Description
This Cinnamon Peach Bread is a moist, flavorful loaf bursting with fresh peach chunks and warm cinnamon spice. Perfect as a sweet breakfast treat or an afternoon snack, it combines tender bread with a delightful nutty crunch from optional pecans or walnuts. With a balance of sweetness from both granulated and brown sugars, plus the richness of sour cream, this bread delivers a comforting homemade experience that’s easy to prepare and bake.
Ingredients
Scale
Dry Ingredients
- 2 cups all-purpose flour
- 1 cup granulated sugar
- 1/2 cup packed brown sugar
- 1 teaspoon baking soda
- 1 teaspoon baking powder
- 1 teaspoon ground cinnamon
- 1/2 teaspoon salt
Wet Ingredients
- 1/2 cup unsalted butter, melted
- 2 large eggs
- 1 teaspoon vanilla extract
- 1/2 cup sour cream
Add-ins
- 2 cups fresh peaches, peeled, pitted, and diced
- 1/2 cup chopped pecans or walnuts (optional)
Instructions
- Preheat the oven: Preheat your oven to 350°F (175°C) and prepare a 9×5-inch loaf pan by greasing and flouring it to prevent sticking.
- Mix dry ingredients: In a large bowl, thoroughly combine the all-purpose flour, granulated sugar, brown sugar, baking soda, baking powder, ground cinnamon, and salt.
- Combine wet ingredients: In a separate bowl, beat together the melted unsalted butter, eggs, and vanilla extract until fully blended, then stir in the sour cream for added moisture and richness.

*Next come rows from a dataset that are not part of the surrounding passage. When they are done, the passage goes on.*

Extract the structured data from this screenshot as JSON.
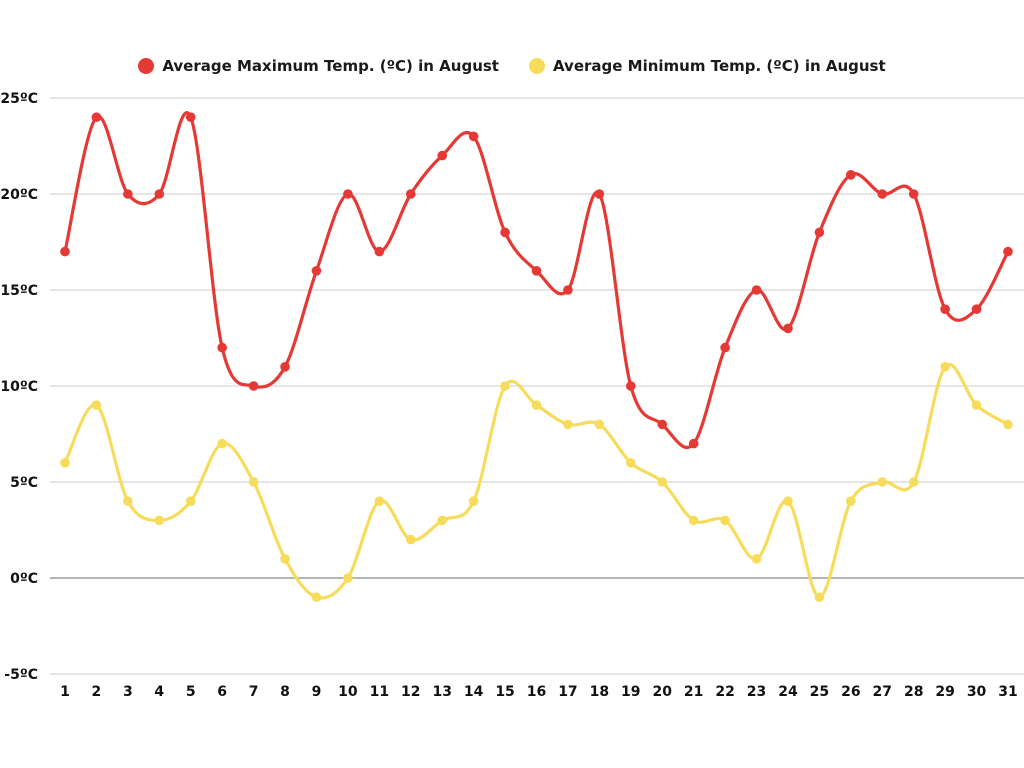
{
  "chart_data": {
    "type": "line",
    "categories": [
      "1",
      "2",
      "3",
      "4",
      "5",
      "6",
      "7",
      "8",
      "9",
      "10",
      "11",
      "12",
      "13",
      "14",
      "15",
      "16",
      "17",
      "18",
      "19",
      "20",
      "21",
      "22",
      "23",
      "24",
      "25",
      "26",
      "27",
      "28",
      "29",
      "30",
      "31"
    ],
    "series": [
      {
        "name": "Average Maximum Temp. (ºC) in August",
        "color": "#e53935",
        "values": [
          17,
          24,
          20,
          20,
          24,
          12,
          10,
          11,
          16,
          20,
          17,
          20,
          22,
          23,
          18,
          16,
          15,
          20,
          10,
          8,
          7,
          12,
          15,
          13,
          18,
          21,
          20,
          20,
          14,
          14,
          17
        ]
      },
      {
        "name": "Average Minimum Temp. (ºC) in August",
        "color": "#f7dc5c",
        "values": [
          6,
          9,
          4,
          3,
          4,
          7,
          5,
          1,
          -1,
          0,
          4,
          2,
          3,
          4,
          10,
          9,
          8,
          8,
          6,
          5,
          3,
          3,
          1,
          4,
          -1,
          4,
          5,
          5,
          11,
          9,
          8
        ]
      }
    ],
    "y_ticks": [
      "25ºC",
      "20ºC",
      "15ºC",
      "10ºC",
      "5ºC",
      "0ºC",
      "-5ºC"
    ],
    "y_tick_values": [
      25,
      20,
      15,
      10,
      5,
      0,
      -5
    ],
    "ylim": [
      -5,
      25
    ],
    "grid": true,
    "legend_position": "top-center",
    "zero_line_color": "#888888",
    "grid_color": "#cccccc"
  }
}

- Combine wet and dry mixtures: Add the wet ingredients into the dry ingredients bowl and stir gently until just combined, being careful not to overmix to keep the bread tender.
- Fold in peaches and nuts: Gently fold the diced fresh peaches and optional chopped nuts into the batter until they are evenly distributed.

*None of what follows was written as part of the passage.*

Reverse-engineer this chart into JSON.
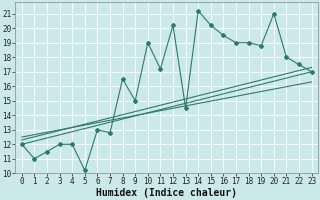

- Prepare for baking: Pour the batter into the prepared loaf pan, smoothing the top with a spatula for even baking.
- Bake the bread: Bake in the preheated oven for 60-70 minutes. Use a toothpick inserted into the center of the loaf to check doneness — it should come out clean when the bread is fully baked.

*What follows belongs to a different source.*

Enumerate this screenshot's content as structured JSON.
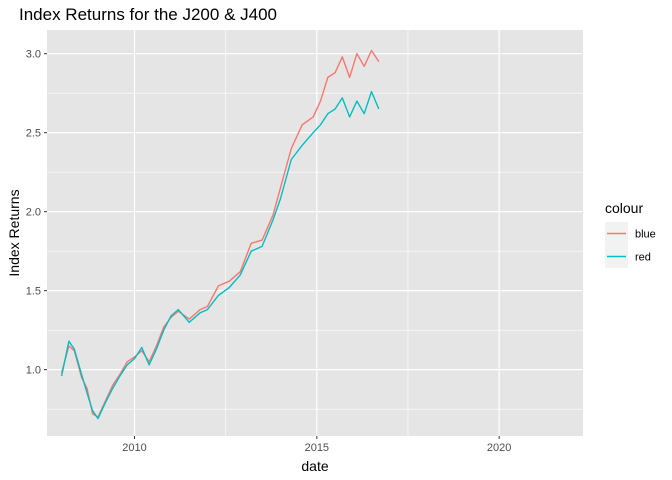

- Cool the bread: Remove the bread from the oven and allow it to cool in the pan for about 10 minutes, then transfer it onto a wire rack to cool completely before slicing.
Notes
- Fresh peaches should be peeled, pitted, and diced for best texture in the bread.
- Do not overmix the batter to ensure a light and tender crumb.
- Optional nuts add a pleasant crunch and nutty flavor but can be omitted for nut-free version.
- Baking time may vary; begin checking doneness at 60 minutes.
- Store cooled bread in an airtight container at room temperature for up to 3 days or refrigerate for up to a week.